In this study we have considered a particular class of prohibited drugs vehiculated by drug delivery systems, and, specifically liposomial encapsulated hemoglobins (LEHs). Basically, LEHs, tha are also defined “hemosomes”, are a new form of hemoglobin-based oxygen carriers (HBOCs) that mimic the oxygen diffusivity of erythrocytes, so that they may be considered “artificial red blood cells” rather than “artificial hemoglobins”. Besides their multiple, potential clinical applications, and their extremely promising therapeutic utility, LEHs could be misused as a sport doping practice, since they can increase the oxygen carrying capacity of blood, with the consequent improvement of sport performance, especially in endurance disciplines. Although LEH are not commercially available yet, their preparation is relatively straightforward, and this may increase the interest of those seeking an “invisible” way to take advantage of “blood doping”.

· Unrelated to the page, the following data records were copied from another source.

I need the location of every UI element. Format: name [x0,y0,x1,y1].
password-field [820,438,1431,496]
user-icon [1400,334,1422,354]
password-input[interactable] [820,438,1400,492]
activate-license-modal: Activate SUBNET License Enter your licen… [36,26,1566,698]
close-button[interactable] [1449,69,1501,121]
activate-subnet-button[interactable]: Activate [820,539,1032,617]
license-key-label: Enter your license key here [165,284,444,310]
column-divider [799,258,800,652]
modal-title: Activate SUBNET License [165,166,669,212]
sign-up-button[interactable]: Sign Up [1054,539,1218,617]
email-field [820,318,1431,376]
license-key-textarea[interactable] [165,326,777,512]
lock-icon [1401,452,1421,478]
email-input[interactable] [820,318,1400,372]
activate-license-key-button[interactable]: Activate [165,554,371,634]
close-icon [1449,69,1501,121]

The main results of the present research project can be summarized as follows: I. Liposome-encapsulated haemoglobins (LEHs) are stable enough to be illicitly used as performance-enhancing drugs.
II. LEHs are “challenging” to detect with current methods for the initial testing analysis are applied.
III. Direct detection of LEHs in blood can be achieved by targeting the intact liposome-hemoglobin complex by flow cytofluorimetry with double coloring. The performance of the methods is further improved by using coated microbeads.
IV. Indirect detection of the intake of LEHs and/or of other liposome vehiculated drugs can be performed by HPLC-MS/MS using a aqueous normal phase, by monitoring the entire phospholipid and sphingomyelin profile in urine. The above results confirm what already reported in a previous research project also funded by the WADA (project code 09D9FB), i.e. that liposomes could represent an effective form of “doping delivery systems”, with potential masking effects. Efficient detection of LEHs requires upgrade of routine detection methods to identify their intake either in blood (by flow cytofluorimetry based techniques) and/or in urine (by HPLC-MS/MS based techniques).